Bioinformatics toolbox for federated pooled data analysis: how-to guides

Using DataSHIELD

The purpose of this guide is to give practical advice to DataSHIELD users for running analyses using DataSHIELD. This guide does not intend to cover the basics such as connecting to servers or logging in, but aims to tackle some of the real-world issues that will be encountered when running analyses.

Virtual pooling vs. SLMA

A decision to be made during analysis planning as it influences harmonisation

SLMA	Virtual pooling
No need to have all variables in all cohorts, nor harmonise confounders (although it might be better if they are harmonised)	All variables must be harmonised, more harmonisation work
Either exclude cohorts that are missing a variable for a particular analysis (this must be done if the missing variable is exposure or outcome), or include them but manage the missing variable (confounder) by removing it from models etc.	If cohorts are missing a variable, then exclude them for a particular analysis.
Run model per cohort, small cohorts fail to fit model, need to manage this in code	Not a concern as all cohorts virtually pooled
Account for unobserved heterogeneity with a random effects meta analysis	Could use a cohort variable to allow different intercepts but this is not as comprehensive as a random effects meta analysis
Survival analysis complex to set up due to piecewise Poisson method – need buckets per cohort (but could easily implement Cox models and pool results)	Survival analysis less complex – only 1 set of buckets for whole study needed. But can’t do Cox yet.

Data Quality

This refers to checks that should be done after harmonisation is complete. Probably this is covered in the LifeCycle or more recent Maelstrom work.
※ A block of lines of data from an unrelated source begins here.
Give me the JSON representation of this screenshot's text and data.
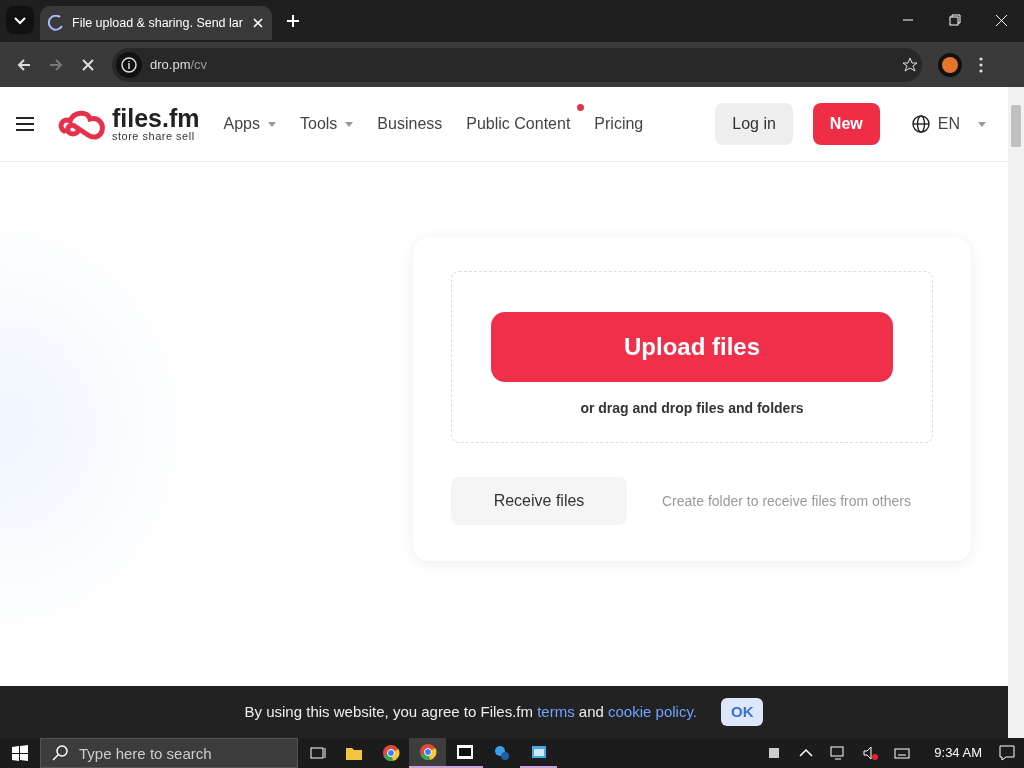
{
  "browser": {
    "tab": {
      "title": "File upload & sharing. Send lar",
      "loading": true
    },
    "address": {
      "host": "dro.pm",
      "path": "/cv"
    }
  },
  "nav": {
    "logo": {
      "name": "files.fm",
      "tagline": "store share sell"
    },
    "items": [
      {
        "label": "Apps",
        "dropdown": true,
        "dot": false
      },
      {
        "label": "Tools",
        "dropdown": true,
        "dot": false
      },
      {
        "label": "Business",
        "dropdown": false,
        "dot": false
      },
      {
        "label": "Public Content",
        "dropdown": false,
        "dot": true
      },
      {
        "label": "Pricing",
        "dropdown": false,
        "dot": false
      }
    ],
    "login": "Log in",
    "new": "New",
    "language": "EN"
  },
  "upload": {
    "button": "Upload files",
    "hint": "or drag and drop files and folders",
    "receive_button": "Receive files",
    "receive_hint": "Create folder to receive files from others"
  },
  "cookie": {
    "text": "By using this website, you agree to Files.fm ",
    "terms": "terms",
    "and": " and ",
    "policy": "cookie policy.",
    "ok": "OK"
  },
  "taskbar": {
    "search_placeholder": "Type here to search",
    "time": "9:34 AM",
    "apps": [
      {
        "kind": "taskview",
        "selected": false,
        "running": false
      },
      {
        "kind": "folder",
        "selected": false,
        "running": false
      },
      {
        "kind": "chrome",
        "selected": false,
        "running": false
      },
      {
        "kind": "chrome",
        "selected": true,
        "running": true
      },
      {
        "kind": "archive",
        "selected": false,
        "running": true
      },
      {
        "kind": "app",
        "selected": false,
        "running": false
      },
      {
        "kind": "window",
        "selected": false,
        "running": true
      }
    ]
  }
}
However, some checks are still needed in DataSHIELD before starting work. The main thing is to make sure that all cohorts have the same data format for each variable. This involves using ds.class() and checking you get the same in all cohorts. Otherwise you get a lot of problems later on.

Data preparation

This is a bit dependent on how Harmonisation and upload has been done. But for InterConnect, we had these steps done in DataSHIELD because then it was easy to generate numbers after each step to show how to population studied was obtained. Also it is easier to change the thresholds. For example, we might eliminate participants who:

Already have diabetes
Have high energy intake (N.B. different thresholds for men and women)
Have low energy intake (N.B. different thresholds for men and women)
Don’t have complete data

The final point is actually a tricky one when not all cohorts have all variables to be used in the analysis. Variables known to be missing for all participants in a cohort should not be used as part of the elimination, or the whole cohort will be removed. This needs to be managed in the code. One way of doing it is keeping a master table of which cohorts are missing each variable. Then a function is needed to return a list of variables for each cohort that can be used safely in the elimination by removing them from the data frame, and then sticking them back on later.

Special extras for survival analysis

You need to set up the buckets – quintiles of follow up time

In a nested case-cohort cohort a set of weights needs to be generated and included in the piecewise poisson regression.

Then use the lexis function to set it all up

Developing a Cox SLMA will help with this.

Save workspaces

This is useful to avoid going through the preparation every time

Running analyses

It is likely that a set of models of increasing complexity will be specified, with each model being run for different combinations of exposure and outcome. It is useful to run each model in a loop and store each model/variable combination’s results in a file. The loop can write the variables used into the filename etc. The results generated from the loops can just be rough and ready. The saved files can be read in later to generate publication figures.

Before fitting the model for a particular exposure-outcome combination it is necessary to generate a list of cohorts that have the variables required. This can be done with a function that checks against the master table. This must be done for exposures and outcomes, and for confounders in the pooled scenario. In the SLMA scenario, confounders can be left out for some cohorts and hence a further function is needed to remove missing variables from the list of confounders for that cohort.

Note that for smaller cohorts in a SLMA sometimes the model will fail to fit for a particular exposure and outcome. Capture this in the code so that the cohort is excluded for that model/variable combination.